Les nouvelles générations lisent mais pas les mêmes livres que nous avions lus. Il ne faut pas s'inquiéter non, en Été de mes 14ans, je me souviens avoir passé les vacances à lire "Alâyaame " de TAHA HOUSSAYENE, aujourd'hui, ma petite nièce, au même âge lit "Harry Potter" devrais-je lui dire que ce n'est pas un bon choix, eh bien je pense que non car j'avoue n'avoir jamais lu ce livre et je n'ai aucunement l'intention de le faire. Donc comment pourrais-je déconseiller ce que je ne connais pas et puis, je pars d'un principe qui dit qu'il n'y a pas de mauvais livre. Il y a toujours quelque chose à apprendre dans un livre. Il faut cependant, apprendre aux jeunes de lire avec des outils. Par outils, j'entends ce bagage linguistique, culturel,...qui lui permettra de lire avec un certain recul. En d'autres termes : n'apprenez pas à vos enfants de choisir un livre, apprenez-leur à en rendre compte à l'écrit ou à l'oral, le présenter, présenter son auteur en quelques mots, donner un bref résumé et surtout formuler leur avis et le ressenti que cette lecture leur a laissé : ce qu'il ont aimé, moins aimé...

On reproche également aux jeunes, de préférer les histoires racontées à travers des images entièrement ou principalement ( B.D, mangas, ...) là aussi, il suffit d'intervenir en leur fournissant les clés de la lecture d'image et les habituer à reformuler l'histoire en composant des phrases correctes et complètes, oralement dans un premier temps puis les inviter à rédiger ce qu'ils viennent de dire, je vous l'assure, vous serez agréablement surpris de ce que ces petits lecteurs seraient capables de réaliser.

Je vous cite : "Un paysan a-t-il besoin d’avoir lu Ibn Rochd ou Spinoza pour lire les nuages et savoir lesquels sont de passage et lesquels arroseront son champ. Nos grand-mères avaient-elles besoin de livres pour nous transporter à bord de contes fabuleux. Les nomades du désert ne lisent-ils pas leur chemin dans les étoiles. Va-t-on chercher dans un dictionnaire quelconque pour lire la tristesse ou la joie sur un visage ? Ne sait-on pas déceler un amour profond derrière un regard timide ou l’hypocrisie derrière un sourire fourbe?"

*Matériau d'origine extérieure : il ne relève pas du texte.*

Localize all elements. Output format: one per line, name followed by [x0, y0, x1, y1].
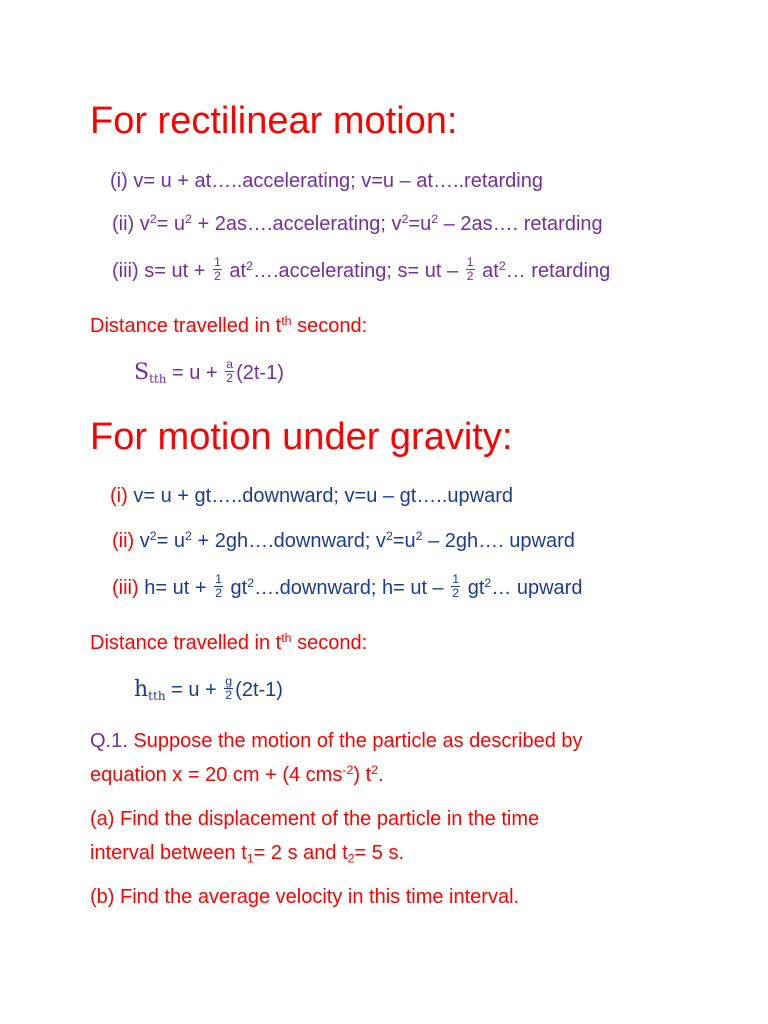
text-part: interval between t: [90, 842, 247, 864]
question-part-a-line-2: [90, 842, 404, 865]
eq-label: (ii): [112, 213, 140, 235]
text-part: equation x = 20 cm + (4 cms: [90, 764, 343, 786]
formula-part: (2t-1): [235, 679, 283, 701]
eq-part: = u: [156, 530, 186, 552]
text-part: Distance travelled in t: [90, 632, 282, 654]
rect-tth-formula: [134, 357, 284, 387]
question-text: Suppose the motion of the particle as described by: [133, 730, 583, 752]
fraction-half: [213, 256, 222, 283]
grav-distance-label: [90, 632, 367, 655]
question-line-1: [90, 730, 583, 753]
eq-part: s= ut +: [144, 259, 211, 282]
fraction-numerator: 1: [215, 572, 222, 586]
fraction-half: [466, 256, 475, 283]
fraction-half: [451, 573, 460, 600]
eq-sup: 2: [498, 258, 506, 273]
fraction-denominator: 2: [215, 586, 222, 601]
eq-part: – 2as…. retarding: [438, 213, 603, 235]
eq-part: … retarding: [505, 259, 611, 282]
eq-part: =u: [392, 530, 416, 552]
eq-part: at: [223, 259, 247, 282]
eq-sup: 2: [484, 575, 492, 590]
eq-part: at: [476, 259, 499, 282]
formula-subscript: tth: [149, 372, 167, 387]
eq-label: (ii): [112, 530, 140, 552]
rect-equation-3: [112, 255, 611, 285]
eq-sup: 2: [385, 529, 393, 544]
fraction-numerator: g: [225, 674, 233, 689]
text-part: Distance travelled in t: [90, 315, 282, 337]
eq-sup: 2: [247, 575, 255, 590]
formula-part: = u +: [165, 679, 223, 701]
eq-text: v= u + gt…..downward; v=u – gt…..upward: [133, 485, 513, 507]
eq-sup: 2: [185, 212, 192, 227]
eq-part: ….accelerating; s= ut –: [253, 259, 464, 282]
eq-label: (i): [110, 485, 134, 507]
formula-part: (2t-1): [236, 362, 284, 384]
fraction-denominator: 2: [225, 688, 233, 703]
eq-part: … upward: [491, 576, 583, 599]
fraction-numerator: 1: [466, 255, 474, 269]
eq-part: =u: [408, 213, 432, 235]
grav-tth-formula: [134, 674, 283, 704]
eq-label: (i): [110, 170, 134, 192]
formula-subscript: tth: [148, 689, 166, 704]
text-part: = 2 s and t: [253, 842, 348, 864]
eq-part: gt: [462, 576, 485, 599]
rectilinear-heading: For rectilinear motion:: [90, 100, 458, 142]
eq-part: v: [139, 530, 150, 552]
eq-sup: 2: [149, 529, 157, 544]
eq-part: gt: [224, 576, 248, 599]
eq-label: (iii): [112, 576, 145, 599]
fraction-g-over-2: [224, 675, 233, 702]
eq-text: v= u + at…..accelerating; v=u – at…..retarding: [133, 170, 543, 192]
eq-sup: 2: [246, 258, 253, 273]
gravity-heading: For motion under gravity:: [90, 416, 513, 458]
text-part: .: [378, 764, 384, 786]
question-part-a-line-1: (a) Find the displacement of the particle in the time: [90, 808, 540, 830]
eq-label: (iii): [112, 259, 145, 282]
grav-equation-1: [110, 485, 513, 508]
fraction-numerator: 1: [452, 572, 460, 586]
question-part-b: (b) Find the average velocity in this time interval.: [90, 886, 520, 908]
eq-part: ….downward; h= ut –: [254, 576, 450, 599]
fraction-denominator: 2: [466, 269, 474, 284]
question-line-2: [90, 764, 384, 787]
text-part: ) t: [353, 764, 372, 786]
eq-sup: 2: [401, 212, 409, 227]
text-sub: 2: [347, 851, 355, 866]
fraction-denominator: 2: [226, 371, 234, 386]
eq-sup: 2: [415, 529, 423, 544]
grav-equation-2: [112, 530, 575, 553]
formula-part: = u +: [166, 362, 224, 384]
fraction-denominator: 2: [452, 586, 460, 601]
rect-distance-label: [90, 315, 367, 338]
fraction-numerator: a: [226, 357, 234, 372]
rect-equation-2: [112, 213, 603, 236]
eq-part: h= ut +: [144, 576, 213, 599]
eq-part: – 2gh…. upward: [422, 530, 575, 552]
eq-part: = u: [156, 213, 186, 235]
rect-equation-1: [110, 170, 543, 193]
fraction-half: [214, 573, 223, 600]
eq-sup: 2: [149, 212, 157, 227]
formula-symbol: S: [134, 360, 150, 385]
fraction-a-over-2: [225, 358, 234, 385]
text-part: second:: [291, 315, 368, 337]
text-part: = 5 s.: [354, 842, 405, 864]
eq-part: v: [139, 213, 150, 235]
grav-equation-3: [112, 572, 583, 602]
eq-sup: 2: [431, 212, 439, 227]
text-sup: -2: [342, 763, 354, 778]
question-label: Q.1.: [90, 730, 134, 752]
eq-sup: 2: [185, 529, 192, 544]
eq-part: + 2gh….downward; v: [191, 530, 386, 552]
text-part: second:: [291, 632, 368, 654]
text-sup: th: [281, 314, 292, 329]
text-sup: th: [281, 631, 292, 646]
text-sub: 1: [246, 851, 254, 866]
text-sup: 2: [371, 763, 379, 778]
formula-symbol: h: [134, 677, 149, 702]
fraction-denominator: 2: [213, 269, 221, 284]
eq-part: + 2as….accelerating; v: [191, 213, 402, 235]
fraction-numerator: 1: [213, 255, 221, 269]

Pour répondre à cette question, on serait tenté de dire à l'instar d'un certain ancien Président de la République ( tout juste sortant ) que non, exactement comme on n'a pas besoin de lire La Princesse de Clèves pour devenir fonctionnaire ! Mais les situations ne sont pas les mêmes partout et à toutes les époques. Si un paysan perd ses poireaux car il s'est trompé de date pour les planter, personne ne le sanctionnera ( hormis sa femme peut-être mais il n'y aura pas mort d'homme :-) ) alors que par exemple, un médecin qui commet une erreur car il n'a pas lu le bon article concernant son opération, je pense que la société ne lui pardonnera pas. La lecture n'est pas toujours une passion, elle est aussi un devoir.